Tumori: pancreas, nel Nord ci si ammala di più

E una delle ragioni è nelle diverse abitudini alimentari
12:41 - 13/11/2015 


(ANSA) - MILANO, 13 NOV - Nel Nord Italia ci si ammala di più di tumore del pancreas rispetto al Sud. Quest'anno i nuovi casi riscontrati nel Mezzogiorno rispetto al Settentrione sono il 21% in meno tra gli uomini e il 24% tra le donne, mentre anche al Centro le neoplasie registrate sono inferiori del 15%. Sono dati presentati oggi a Milano dall'Associazione Italiana di Oncologia Medica (AIOM), nell'ambito della 2/a Giornata Mondiale sul Tumore del Pancreas che si celebra oggi in tutto il mondo.

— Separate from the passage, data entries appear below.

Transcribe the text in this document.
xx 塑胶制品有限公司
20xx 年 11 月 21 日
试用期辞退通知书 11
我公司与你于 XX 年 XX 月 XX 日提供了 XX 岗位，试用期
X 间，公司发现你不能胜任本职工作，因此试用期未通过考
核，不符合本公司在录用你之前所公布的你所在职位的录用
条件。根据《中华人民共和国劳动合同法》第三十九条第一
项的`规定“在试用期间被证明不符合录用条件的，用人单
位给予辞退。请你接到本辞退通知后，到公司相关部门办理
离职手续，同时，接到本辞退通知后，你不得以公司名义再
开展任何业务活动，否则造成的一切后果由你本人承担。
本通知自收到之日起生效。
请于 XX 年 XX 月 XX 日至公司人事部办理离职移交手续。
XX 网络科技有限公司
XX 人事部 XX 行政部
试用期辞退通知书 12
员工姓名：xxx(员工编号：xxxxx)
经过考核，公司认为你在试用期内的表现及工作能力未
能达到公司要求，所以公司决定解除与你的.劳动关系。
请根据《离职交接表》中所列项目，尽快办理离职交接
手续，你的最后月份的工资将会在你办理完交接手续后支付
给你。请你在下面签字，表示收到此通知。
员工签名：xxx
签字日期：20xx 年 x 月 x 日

Uno dei motivi di queste differenze, sostengono gli esperti, è da ricercare nelle diverse abitudini alimentari. Il maggior consumo di frutta e verdura, tipico della dieta mediterranea, protegge dal rischio di insorgenza della neoplasia. "E' una patologia particolarmente insidiosa - afferma Giordano Beretta segretario nazionale AIOM -. Sotto accusa sono soprattutto gli stili di vita non adeguati: il fumo provoca il 30% dei casi nei maschi e il 10% nelle femmine. L'obesità aumenta il rischio del 12%, i diabetici hanno il doppio delle probabilità di ammalarsi".

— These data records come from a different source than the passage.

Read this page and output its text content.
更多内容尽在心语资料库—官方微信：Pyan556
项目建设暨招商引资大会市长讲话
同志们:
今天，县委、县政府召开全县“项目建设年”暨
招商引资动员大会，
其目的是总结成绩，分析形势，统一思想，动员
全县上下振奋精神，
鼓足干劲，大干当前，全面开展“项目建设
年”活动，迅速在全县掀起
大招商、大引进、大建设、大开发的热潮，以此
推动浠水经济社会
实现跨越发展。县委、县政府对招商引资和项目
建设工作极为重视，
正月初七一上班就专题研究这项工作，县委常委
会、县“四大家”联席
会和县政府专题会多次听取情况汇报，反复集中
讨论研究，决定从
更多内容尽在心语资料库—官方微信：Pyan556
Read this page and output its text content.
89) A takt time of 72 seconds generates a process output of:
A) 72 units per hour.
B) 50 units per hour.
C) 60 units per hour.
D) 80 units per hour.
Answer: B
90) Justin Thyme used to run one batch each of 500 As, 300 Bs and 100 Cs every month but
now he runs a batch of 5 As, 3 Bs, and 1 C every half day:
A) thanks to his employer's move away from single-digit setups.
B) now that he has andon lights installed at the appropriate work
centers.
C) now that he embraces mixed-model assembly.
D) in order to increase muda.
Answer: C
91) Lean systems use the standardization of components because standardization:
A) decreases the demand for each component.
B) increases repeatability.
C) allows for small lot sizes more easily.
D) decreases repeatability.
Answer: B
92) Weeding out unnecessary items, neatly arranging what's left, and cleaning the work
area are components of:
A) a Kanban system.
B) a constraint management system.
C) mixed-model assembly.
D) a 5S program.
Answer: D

L'AIOM ha promosso 'Pancrea', che prevede l'organizzazione di incontri per "richiamare l'attenzione su una malattia di cui si parla poco - precisa Beretta - e sull'importanza di conoscere i fattori di rischio e identificare i sintomi nella fase iniziale".

Il logo della Giornata è un aquilone color ametista, che simboleggia la speranza e la voglia di lottare. Per l'occasione oggi dalle 16 fino a mezzanotte il Castello Sforzesco di Milano sarà illuminato con questa tonalità. E nelle vie vicine verrà distribuito materiale informativo sulla patologia.

Oggi il carcinoma pancreatico riceve meno del 2% di tutti i finanziamenti per lo studio del cancro in Europa dove rappresenta la 4/a causa di morte per tumore ed entro il 2020 potrebbe essere addirittura la seconda. Nel 2015 ha colpito 12.500 italiani. "E' una delle malattie oncologiche a prognosi più sfavorevole - aggiunge Michele Reni, del San Raffaele di Milano -. Solo il 10-15% dei nuovi casi viene individuato allo stadio iniziale e può essere operato, ma oggi anche grazie alle nuove cure l'8% dei pazienti è vivo a cinque anni dalla diagnosi, un risultato impensabile fino a poco tempo fa". (ANSA).